Finks stared at McNeal. “I’ve got a sensitive question to raise with you. And I apologize if it sounds uncaring. Harsh, even.”

“Shoot.”

“So far, we’ve taken notes but have no taped recording. None of this is on the record. We thought it important to win your trust in difficult circumstances.”

McNeal had thought it strange they hadn’t recorded their talk. He let it slide. “What’s on your mind?”

“We checked your estranged wife’s finances. We found her will at her house in Georgetown. It leaves everything in her estate to one person.”

McNeal shrugged. “No idea.”

“The sole beneficiary. You.”

“What’s your point?”

“My point is, she has three and a half million dollars in her bank account from the sales of her last two books and also stocks and shares valued at fifteen million dollars in today’s prices, inherited from her father. It means you’re rich.”
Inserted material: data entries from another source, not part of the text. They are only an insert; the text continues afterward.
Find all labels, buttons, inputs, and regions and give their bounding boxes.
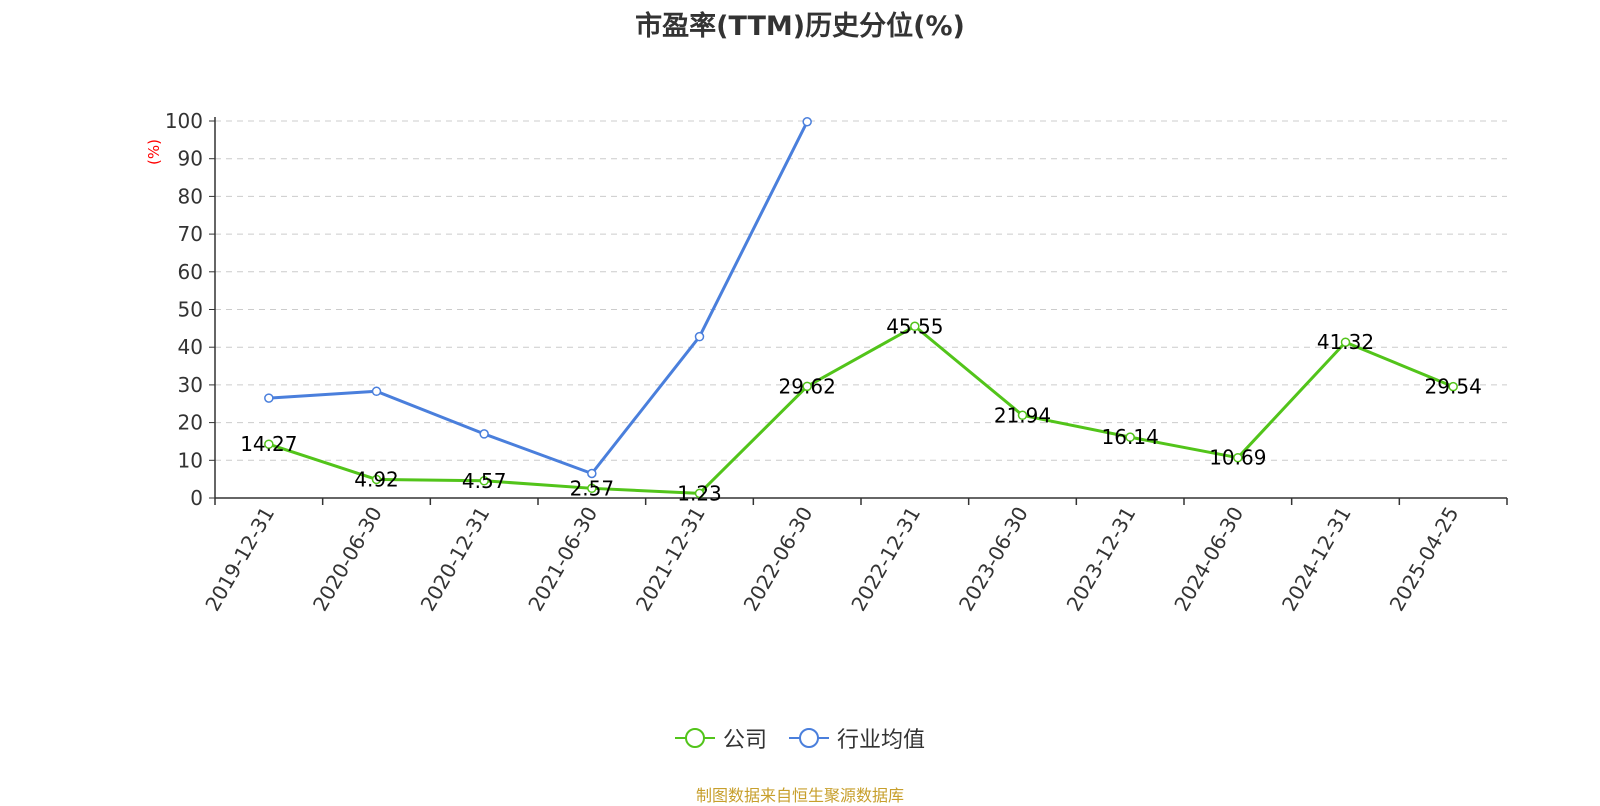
data-point-industry-average[interactable]	[371, 386, 382, 397]
y-tick-label: 10	[178, 448, 203, 472]
data-point-company[interactable]	[1233, 452, 1243, 463]
y-tick-label: 20	[178, 411, 203, 435]
legend-industry-line-icon	[789, 728, 829, 748]
x-tick-label: 2020-12-31	[416, 502, 495, 615]
data-point-company[interactable]	[1125, 432, 1135, 442]
y-tick-label: 70	[178, 222, 203, 246]
data-label: 4.92	[354, 467, 399, 491]
data-point-industry-average[interactable]	[694, 331, 705, 342]
axes: 0 10 20 30 40 50 60 70 80 90 100 2019-12-31 2020-06-…	[165, 109, 1508, 616]
chart-title: 市盈率(TTM)历史分位(%)	[635, 11, 965, 42]
data-point-industry-average[interactable]	[587, 468, 597, 479]
data-label: 41.32	[1317, 330, 1374, 354]
x-tick-label: 2022-06-30	[739, 503, 818, 616]
y-tick-label: 100	[165, 109, 203, 133]
series-layer	[264, 117, 1458, 499]
x-tick-label: 2021-12-31	[631, 503, 710, 616]
data-point-company[interactable]	[1340, 337, 1351, 347]
data-label: 29.62	[779, 374, 836, 398]
data-point-company[interactable]	[479, 476, 489, 486]
data-label: 1.23	[677, 481, 722, 505]
data-label: 2.57	[570, 476, 615, 500]
x-tick-label: 2024-06-30	[1169, 503, 1248, 616]
data-label: 29.54	[1425, 375, 1482, 399]
legend-item-company[interactable]: 公司	[674, 722, 767, 754]
data-point-company[interactable]	[371, 474, 382, 485]
x-tick-label: 2025-04-25	[1385, 503, 1464, 616]
data-label: 45.55	[886, 314, 943, 338]
data-point-company[interactable]	[1017, 410, 1028, 421]
x-tick-label: 2019-12-31	[200, 503, 279, 616]
data-point-industry-average[interactable]	[479, 429, 489, 439]
series-line-company	[268, 324, 1454, 495]
x-tick-label: 2024-12-31	[1277, 503, 1356, 616]
legend-company-label: 公司	[722, 728, 767, 753]
data-point-company[interactable]	[910, 321, 920, 332]
x-tick-label: 2020-06-30	[308, 503, 387, 616]
data-label: 21.94	[994, 403, 1051, 427]
legend-item-industry-average[interactable]: 行业均值	[789, 722, 925, 754]
y-tick-label: 40	[178, 335, 203, 359]
source-note: 制图数据来自恒生聚源数据库	[695, 786, 904, 805]
legend-company-line-icon	[674, 728, 715, 748]
data-label: 10.69	[1209, 446, 1266, 470]
legend: 公司 行业均值	[0, 722, 1600, 754]
series-line-industry-average	[268, 121, 809, 475]
y-tick-label: 0	[190, 486, 203, 510]
data-labels: 14.27 4.92 4.57 2.57 1.23 29.62 45.55 21.94 16.1…	[240, 314, 1482, 505]
x-tick-label: 2023-12-31	[1062, 503, 1141, 616]
y-tick-label: 30	[178, 373, 203, 397]
y-axis-unit-label: (%)	[145, 139, 163, 165]
legend-industry-label: 行业均值	[837, 728, 926, 753]
data-label: 16.14	[1102, 425, 1159, 449]
data-point-company[interactable]	[802, 381, 812, 392]
data-point-company[interactable]	[264, 439, 274, 449]
data-point-company[interactable]	[694, 488, 705, 499]
x-tick-label: 2022-12-31	[846, 502, 925, 615]
data-point-company[interactable]	[587, 483, 597, 494]
data-label: 4.57	[462, 469, 507, 493]
y-tick-label: 60	[178, 260, 203, 284]
data-point-company[interactable]	[1448, 381, 1458, 392]
x-tick-label: 2021-06-30	[523, 503, 602, 616]
y-tick-label: 90	[178, 147, 203, 171]
data-point-industry-average[interactable]	[802, 117, 812, 127]
data-label: 14.27	[240, 432, 297, 456]
y-tick-label: 50	[178, 298, 203, 322]
data-point-industry-average[interactable]	[264, 393, 274, 403]
y-tick-label: 80	[178, 184, 203, 208]
x-tick-label: 2023-06-30	[954, 503, 1033, 616]
grid-lines	[215, 120, 1507, 461]
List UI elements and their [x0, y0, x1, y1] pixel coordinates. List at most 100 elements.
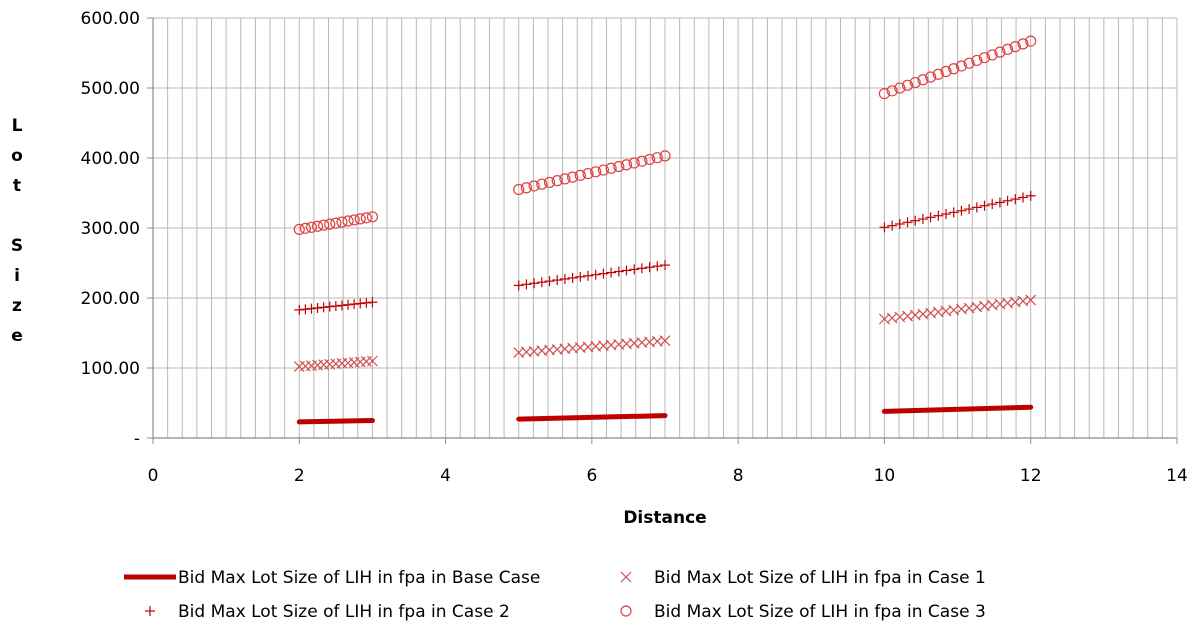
case3-circle-marker: [940, 65, 952, 78]
data-point: [294, 304, 305, 315]
data-point: [963, 57, 975, 69]
case1-x-marker-stroke: [932, 306, 944, 318]
case3-circle-marker: [336, 216, 348, 228]
case1-x-marker-stroke: [886, 312, 898, 324]
legend-item-1: Bid Max Lot Size of LIH in fpa in Case 1: [620, 568, 986, 588]
x-tick-label: 14: [1166, 466, 1188, 486]
case1-x-marker-stroke: [1017, 295, 1029, 307]
data-point: [878, 87, 891, 100]
data-point: [964, 204, 975, 215]
data-point: [636, 155, 648, 167]
case3-circle-marker: [582, 167, 594, 180]
legend-swatch: [620, 605, 632, 617]
case3-circle-marker: [513, 183, 525, 196]
data-point: [520, 182, 533, 194]
case1-x-marker-stroke: [894, 311, 906, 323]
case1-x-marker-stroke: [605, 339, 617, 351]
data-point: [925, 212, 936, 223]
data-point: [994, 197, 1005, 208]
data-point: [567, 272, 578, 283]
case3-circle-marker: [567, 171, 579, 183]
case3-circle-marker: [894, 82, 906, 94]
data-point: [360, 212, 372, 224]
y-tick-label: 600.00: [81, 9, 140, 29]
y-axis-title-letter: L: [12, 116, 23, 136]
base-case-line: [516, 413, 668, 422]
data-point: [552, 275, 563, 286]
y-axis-title-letter: S: [11, 236, 23, 256]
case3-circle-marker: [909, 76, 921, 89]
data-point: [551, 175, 563, 187]
data-point: [910, 215, 921, 226]
case1-x-marker-stroke: [613, 339, 625, 350]
data-point: [956, 205, 967, 216]
case3-circle-marker: [628, 157, 640, 169]
case1-x-marker-stroke: [902, 310, 913, 322]
case1-x-marker-stroke: [528, 345, 540, 357]
case3-circle-marker: [620, 605, 632, 617]
data-point: [1002, 43, 1014, 55]
data-point: [529, 278, 540, 289]
data-point: [590, 269, 601, 280]
series-2: [294, 190, 1036, 315]
data-point: [879, 222, 890, 233]
legend-swatch: [145, 606, 155, 616]
case3-circle-marker: [978, 52, 991, 64]
series-1: [293, 294, 1037, 373]
data-point: [971, 202, 982, 213]
data-point: [598, 268, 609, 279]
data-point: [1025, 294, 1037, 306]
case3-circle-marker: [651, 152, 663, 164]
case1-x-marker-stroke: [994, 298, 1006, 310]
case3-circle-marker: [948, 63, 960, 75]
case3-circle-marker: [659, 150, 671, 162]
case3-circle-marker: [528, 180, 540, 192]
data-point: [536, 277, 547, 288]
case3-circle-marker: [551, 175, 563, 187]
data-point: [361, 297, 372, 308]
case1-x-marker-stroke: [536, 345, 548, 357]
y-tick-labels: - 100.00 200.00 300.00 400.00 500.00 600.00: [81, 9, 140, 449]
data-point: [971, 54, 983, 67]
case3-circle-marker: [986, 49, 998, 61]
data-point: [367, 297, 378, 308]
case1-x-marker-stroke: [620, 571, 632, 583]
data-point: [917, 214, 928, 225]
data-point: [1002, 195, 1013, 206]
data-point: [917, 74, 929, 86]
data-point: [659, 150, 671, 162]
data-point: [330, 301, 341, 312]
y-axis-title-letter: e: [11, 326, 23, 346]
legend-item-2: Bid Max Lot Size of LIH in fpa in Case 2: [145, 602, 510, 622]
case1-x-marker-stroke: [917, 308, 929, 320]
case3-circle-marker: [955, 60, 968, 72]
x-tick-label: 0: [148, 466, 159, 486]
case3-circle-marker: [305, 221, 318, 233]
data-point: [1018, 192, 1029, 203]
data-point: [1025, 190, 1036, 201]
y-tick-label: -: [134, 429, 140, 449]
y-axis-title-letter: o: [11, 146, 23, 166]
data-point: [909, 76, 921, 89]
data-point: [597, 164, 610, 176]
case3-circle-marker: [324, 218, 336, 230]
data-point: [651, 152, 663, 164]
case3-circle-marker: [559, 173, 571, 185]
data-point: [299, 222, 311, 234]
data-point: [355, 298, 366, 309]
data-point: [324, 218, 336, 230]
case3-circle-marker: [342, 215, 354, 227]
data-point: [575, 271, 586, 282]
series-3: [293, 35, 1037, 235]
case1-x-marker-stroke: [1002, 297, 1014, 309]
case1-x-marker-stroke: [520, 346, 532, 358]
data-point: [318, 219, 330, 231]
case1-x-marker-stroke: [1025, 294, 1037, 306]
case3-circle-marker: [360, 212, 372, 224]
data-point: [894, 218, 905, 229]
y-axis-title-letter: i: [14, 266, 20, 286]
x-tick-label: 6: [586, 466, 597, 486]
data-point: [330, 217, 342, 229]
legend: Bid Max Lot Size of LIH in fpa in Base C…: [124, 568, 986, 622]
McNeal saw where this was headed. “You think because I would benefit financially that I’m somehow responsible for her disappearance?”

“Just laying out the facts. You know as well as I do, Jack, that’s a solid motive. You have a lot to gain.”

“She’s my wife! I loved her.”

“Your estranged wife. You said it yourself. She left you.”

“You’re building a case against me.”

“You want an attorney?”

“First things first. I want to know that my wife has been found, safe and well. Christ, I’m worried sick.”

“Like I said, we’re keeping it as low-key as we can. From our side as well as yours. It’d be like a feeding frenzy in the press if any of this got out.”

“Has the FBI been informed of this investigation?”

“We’re leading on this. That’s all I know.”

“What about DC police? Surely they need to be informed.”

“They will be.”

Alarm bells went off in McNeal’s head. “Wait a minute. Are you saying the DC police and the FBI don’t know my wife is missing?”

“I’m saying we’re leading on this.”

“Surely it’s standard protocol for the local cops and the Feds to be involved.”

“There are national security concerns. We don’t want every cop telling Fox News and CNN that a prominent DC journalist has gone missing. We’ll be talking with the FBI. Eventually.”

“Why the hell aren’t you talking with them now?”

“It’s complicated.”

“Bullshit.”

Finks’s cell phone began to vibrate on the desk, stopping the exchange in its tracks. “I thought I said I wasn’t to be disturbed?” He went quiet for a few moments. “When?” A pause. “Are we sure?” Finks ended the call and sighed, fixing his gaze on McNeal. “We’re headed to DC, Jack.”

“Why?”

“There’s been a development.”

“What kind of development?”

“I can’t say any more.”

As the Gulfstream took off for DC, McNeal sat alone at a table. He knew in his bones his wife was gone. He just knew. But no one would tell him anything.